Another excellent exert from Mr. Larry Elford on the state of our Financial Regulatory system.
The current regulators are allowing the industry to deceive the Canadian public.
I agree with this and it was also agreed to by two or more other investment industry professionals who are well into the know. DEEP into the know, if you want to know......
He went on to say this:
The regulators create the perception that they discipline the industry to protect investors yet Debra's Report clearly shows that the majority of finse are never collected ,,,
almost one billion dollars worth!
http://sipa.ca/library/SIPAsubmissions/ ... 202016.pdf[/url]
Here is the IIROC (industry self regulator report on unpaid fines, just one segment)
One billion of uncollected fines.....
Over 5000 laws exempted.....to benefit investment sellers and manufacturers......no notice of exempted products to consumers....
160,000 registered salespersons allowed to violate provincial laws (Alberta Sec Act sec 75, 100, Ontario Sec Act sec 44, BC Sec Act sec 34 etc) and deceive the public into a false sense of trust and vulnerability with false, non registered titles...
(should dealing with a financial "advisor" in Canada be as risky as trusting a salesperson at FutureShop? Where the electronics giant "hid" that all its staff were on commission???
Sheesh! I thought our banks were just a tad better than Future Shop....)
Here, for the record are the candid comments, (and the well informed SOLUTION) as written by the man:
The more I think about it, the more I inevitably come to the same conclusion.

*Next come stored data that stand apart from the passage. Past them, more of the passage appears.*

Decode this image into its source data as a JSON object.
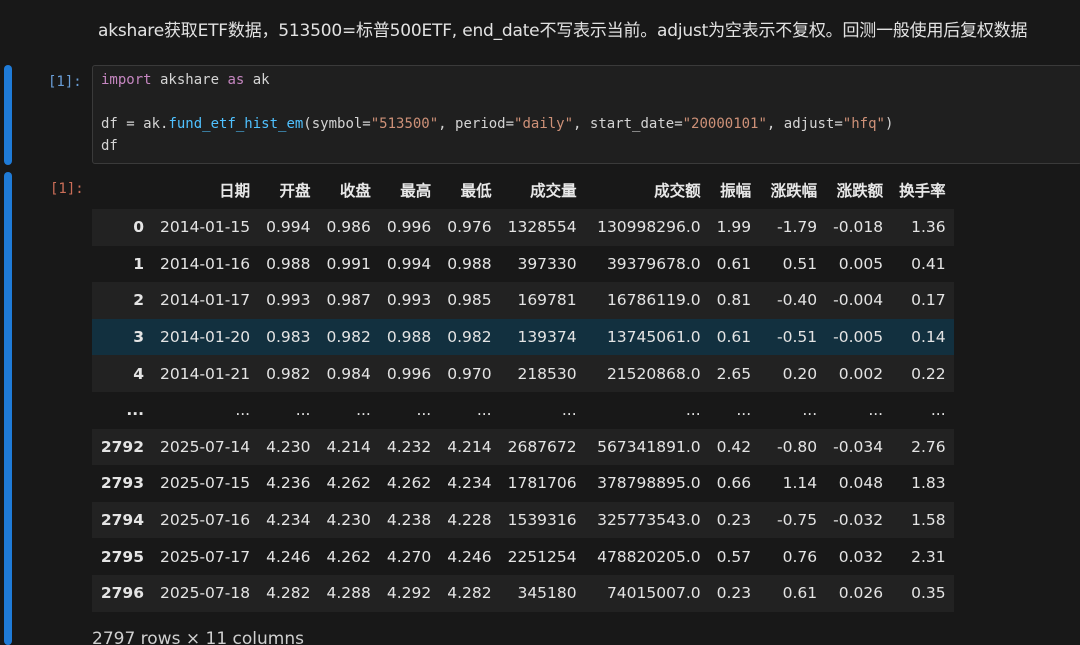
{
  "markdown": {
    "text": "akshare获取ETF数据，513500=标普500ETF, end_date不写表示当前。adjust为空表示不复权。回测一般使用后复权数据"
  },
  "code_cell": {
    "prompt": "[1]:",
    "lines": [
      [
        {
          "t": "import",
          "c": "kw"
        },
        {
          "t": " akshare ",
          "c": "op"
        },
        {
          "t": "as",
          "c": "kw"
        },
        {
          "t": " ak",
          "c": "op"
        }
      ],
      [],
      [
        {
          "t": "df = ak.",
          "c": "op"
        },
        {
          "t": "fund_etf_hist_em",
          "c": "call"
        },
        {
          "t": "(symbol=",
          "c": "op"
        },
        {
          "t": "\"513500\"",
          "c": "str"
        },
        {
          "t": ", period=",
          "c": "op"
        },
        {
          "t": "\"daily\"",
          "c": "str"
        },
        {
          "t": ", start_date=",
          "c": "op"
        },
        {
          "t": "\"20000101\"",
          "c": "str"
        },
        {
          "t": ", adjust=",
          "c": "op"
        },
        {
          "t": "\"hfq\"",
          "c": "str"
        },
        {
          "t": ")",
          "c": "op"
        }
      ],
      [
        {
          "t": "df",
          "c": "op"
        }
      ]
    ]
  },
  "output_cell": {
    "prompt": "[1]:",
    "columns": [
      "",
      "日期",
      "开盘",
      "收盘",
      "最高",
      "最低",
      "成交量",
      "成交额",
      "振幅",
      "涨跌幅",
      "涨跌额",
      "换手率"
    ],
    "rows": [
      [
        "0",
        "2014-01-15",
        "0.994",
        "0.986",
        "0.996",
        "0.976",
        "1328554",
        "130998296.0",
        "1.99",
        "-1.79",
        "-0.018",
        "1.36"
      ],
      [
        "1",
        "2014-01-16",
        "0.988",
        "0.991",
        "0.994",
        "0.988",
        "397330",
        "39379678.0",
        "0.61",
        "0.51",
        "0.005",
        "0.41"
      ],
      [
        "2",
        "2014-01-17",
        "0.993",
        "0.987",
        "0.993",
        "0.985",
        "169781",
        "16786119.0",
        "0.81",
        "-0.40",
        "-0.004",
        "0.17"
      ],
      [
        "3",
        "2014-01-20",
        "0.983",
        "0.982",
        "0.988",
        "0.982",
        "139374",
        "13745061.0",
        "0.61",
        "-0.51",
        "-0.005",
        "0.14"
      ],
      [
        "4",
        "2014-01-21",
        "0.982",
        "0.984",
        "0.996",
        "0.970",
        "218530",
        "21520868.0",
        "2.65",
        "0.20",
        "0.002",
        "0.22"
      ],
      [
        "...",
        "...",
        "...",
        "...",
        "...",
        "...",
        "...",
        "...",
        "...",
        "...",
        "...",
        "..."
      ],
      [
        "2792",
        "2025-07-14",
        "4.230",
        "4.214",
        "4.232",
        "4.214",
        "2687672",
        "567341891.0",
        "0.42",
        "-0.80",
        "-0.034",
        "2.76"
      ],
      [
        "2793",
        "2025-07-15",
        "4.236",
        "4.262",
        "4.262",
        "4.234",
        "1781706",
        "378798895.0",
        "0.66",
        "1.14",
        "0.048",
        "1.83"
      ],
      [
        "2794",
        "2025-07-16",
        "4.234",
        "4.230",
        "4.238",
        "4.228",
        "1539316",
        "325773543.0",
        "0.23",
        "-0.75",
        "-0.032",
        "1.58"
      ],
      [
        "2795",
        "2025-07-17",
        "4.246",
        "4.262",
        "4.270",
        "4.246",
        "2251254",
        "478820205.0",
        "0.57",
        "0.76",
        "0.032",
        "2.31"
      ],
      [
        "2796",
        "2025-07-18",
        "4.282",
        "4.288",
        "4.292",
        "4.282",
        "345180",
        "74015007.0",
        "0.23",
        "0.61",
        "0.026",
        "0.35"
      ]
    ],
    "hover_row_index": 3,
    "footer": "2797 rows × 11 columns"
  },
  "colors": {
    "background": "#181818",
    "cell_accent": "#1f7bd7",
    "hover_row": "#12303f"
  }
}
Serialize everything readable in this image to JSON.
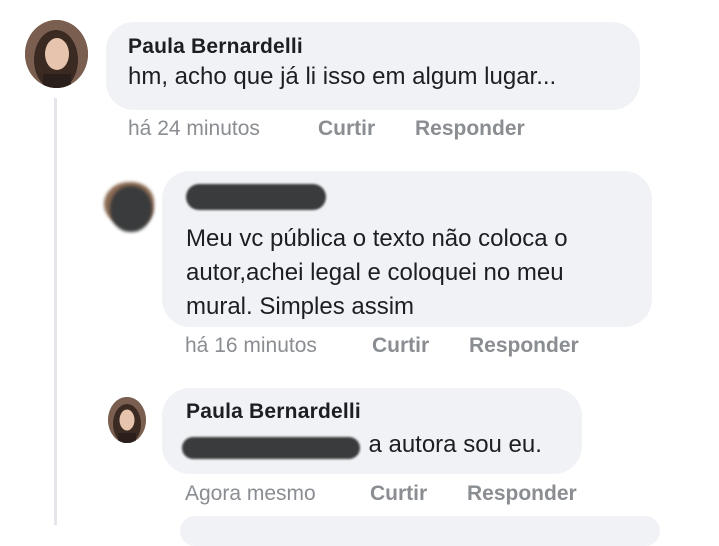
{
  "comments": [
    {
      "author": "Paula Bernardelli",
      "text": "hm, acho que já li isso em algum lugar...",
      "time": "há 24 minutos",
      "like": "Curtir",
      "reply": "Responder",
      "avatar": "profile-photo-woman"
    },
    {
      "author": "",
      "lines": [
        "Meu vc pública o texto não coloca o",
        "autor,achei legal e coloquei no meu",
        "mural. Simples assim"
      ],
      "time": "há 16 minutos",
      "like": "Curtir",
      "reply": "Responder",
      "avatar": "redacted-avatar"
    },
    {
      "author": "Paula Bernardelli",
      "text": "a autora sou eu.",
      "time": "Agora mesmo",
      "like": "Curtir",
      "reply": "Responder",
      "avatar": "profile-photo-woman"
    }
  ],
  "colors": {
    "bubble": "#f0f2f5",
    "meta_text": "#8a8d91",
    "redaction": "#3a3b3c"
  }
}
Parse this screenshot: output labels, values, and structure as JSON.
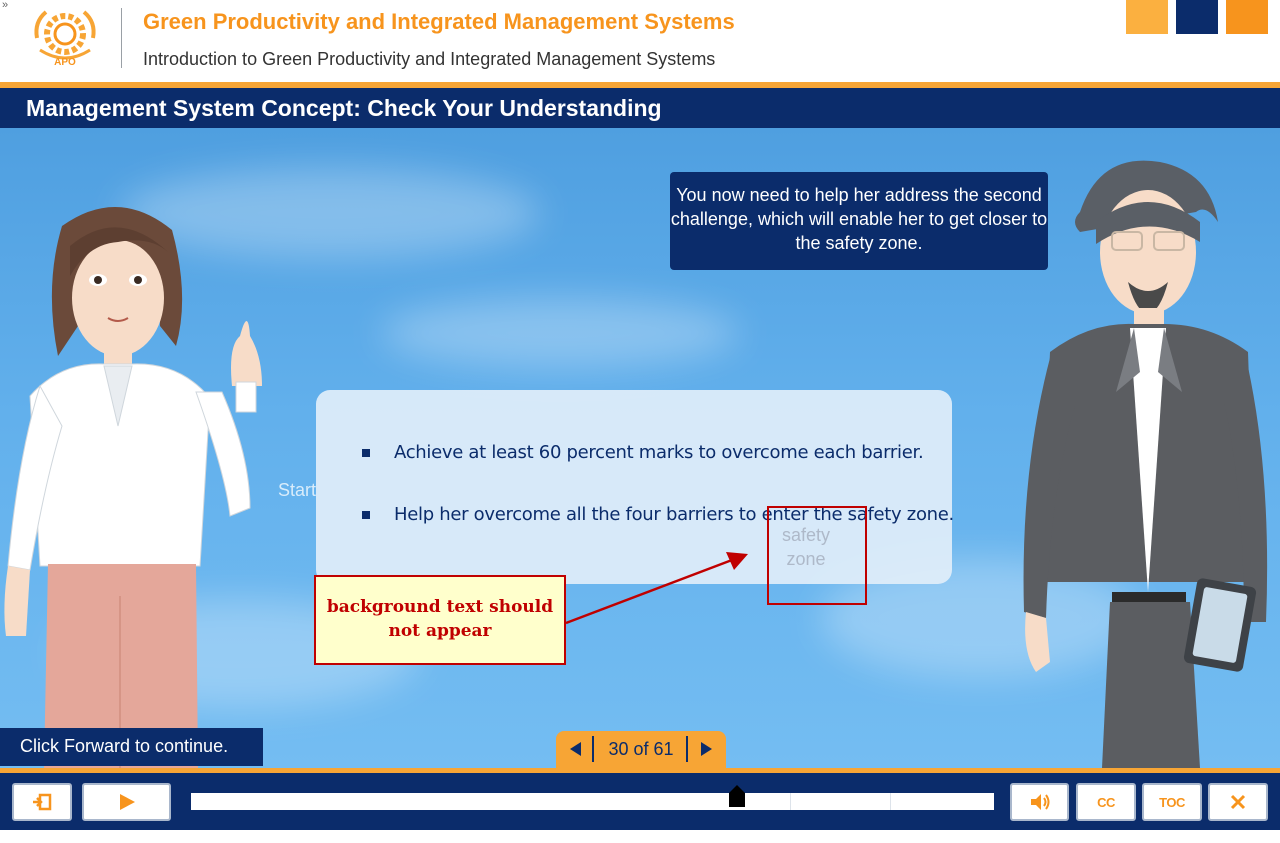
{
  "window": {
    "corner_glyph": "»"
  },
  "header": {
    "logo_text": "APO",
    "course_title": "Green Productivity and Integrated Management Systems",
    "course_subtitle": "Introduction to Green Productivity and Integrated Management Systems",
    "brand_colors": [
      "#fbb040",
      "#0b2c6b",
      "#f7941d"
    ]
  },
  "slide": {
    "title": "Management System Concept: Check Your Understanding",
    "speech_bubble": "You now need to help her address the second challenge, which will enable her to get closer to the safety zone.",
    "background_start_label": "Start",
    "instructions": [
      "Achieve at least 60 percent marks to overcome each barrier.",
      "Help her overcome all the four barriers to enter the safety zone."
    ],
    "background_zone_label": [
      "safety",
      "zone"
    ],
    "annotation": "background text should not appear",
    "hint": "Click Forward to continue."
  },
  "pager": {
    "current": 30,
    "total": 61,
    "label": "30 of 61"
  },
  "player": {
    "buttons": [
      {
        "name": "exit-button",
        "icon": "exit-icon"
      },
      {
        "name": "play-button",
        "icon": "play-icon"
      },
      {
        "name": "volume-button",
        "icon": "volume-icon"
      },
      {
        "name": "captions-button",
        "label": "CC"
      },
      {
        "name": "toc-button",
        "label": "TOC"
      },
      {
        "name": "close-button",
        "icon": "close-icon"
      }
    ],
    "progress_fraction": 0.68
  },
  "colors": {
    "navy": "#0b2c6b",
    "orange": "#f7941d",
    "light_orange": "#f7a535",
    "annotation_red": "#c00000"
  }
}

The current regulators are allowing the industry ro deceive the Canadian public.
The CSA (Canadian Securities Administrators) acknowledge that "Financial Advisor" is an unregulated busiess title but allows the industry to call commission driven sales persons by this tilt that misleads people into believing it is the same as Adviser and that their Advisor has a fiduciary duty and will look after their best interests.
The regulators allow marketing that reinforces this misconception.
The regulators create the perception that they discipline the industry to protect investors yet Debra's Report clearly shows that the majority of finse are never collected almost one billion dollars woirth!
Further the disciplinary
They often proclaim there is not sufficient evidence of rule breaching or simply provide a warning letter to the perpetrator and do nothing to help the victim gain restitution.investigations are a joke. The investigators are on the side pf the perpetrator.
I know for sure this is true because it happened to me. Absolutley no help from the regulators ... including the OSC.
For example many years ago the OSC had investigated my broker for insider trading and called me in for interrogation. Two hours alone with two interrogators treating me as a suspect. The interrogation was recorded. When I found out much later that my broker had cheated me I went to the OSC and requested a copy of the interrogation because it would have provided good evidence to support my case. My first contact said it would take some time because it was in their archives. When I followed up I was told they could not find it. There are other specific examples as well that seemed a conspiracy with the industry. And these are the regulators that protect investors?
I agree that to aloow this bunch of rogues to create a national regulator would be of little or no benefit to investors. It would in all probability perpetuate the deception that exists today.
The Government must create a new Investor Protection Agency or a national auditor with legislation that provides the power for oversight to ensure that the welfare of Canadian investors is protected.
The current sham of regulation does nothing to protect investiors. For example; the OSC saw fit to gain exemption from the reduced limitation period for themselves but did nothing for investors. Their heads would have to be buried in the sand if they did not realize that victims of major financial loss need more than two years to get their heads around the fact that a "well regulated" industry and trusted "Financial Advisor" and maybe "Vice President" would cheat them out of their money and then follow the industry procedure for addressing complaints within two years.
I know I could not do it even within the six year limit that existed at the time of my loss. When I found out there was indeed something wrong it took me six months full time just to investigate and find out what actually had happened ... and the regulators were most definitely unhelpful. It was a friendly journalist ... Dan Westell of the Financial Post ... who helped me find the way.
I think trying to deal with the current batch of regulators is indeed a waste of time. I feel we may add to the deception by doing so.
Experts who can only make recommendations would also seem to be a waste of time, no matter how well intended. Input without results may also aid the deception. Consider the Wise Persons Committee. At the time it seemed promosing indeed, but nothing happened.
More studies. More comments. More deception.
The little good we can do is trying to raise awareness and helping the odd soul on their path to recovery. Many never make it. Some suffer in silence. others end it.
Ai least there is some solace when a small investor fighting for restitution seems to be raching the final stages but then cease contact. I say to myself "another out-of-court settlement".
At least that is my cynical view on this glorious Victoria day week-end.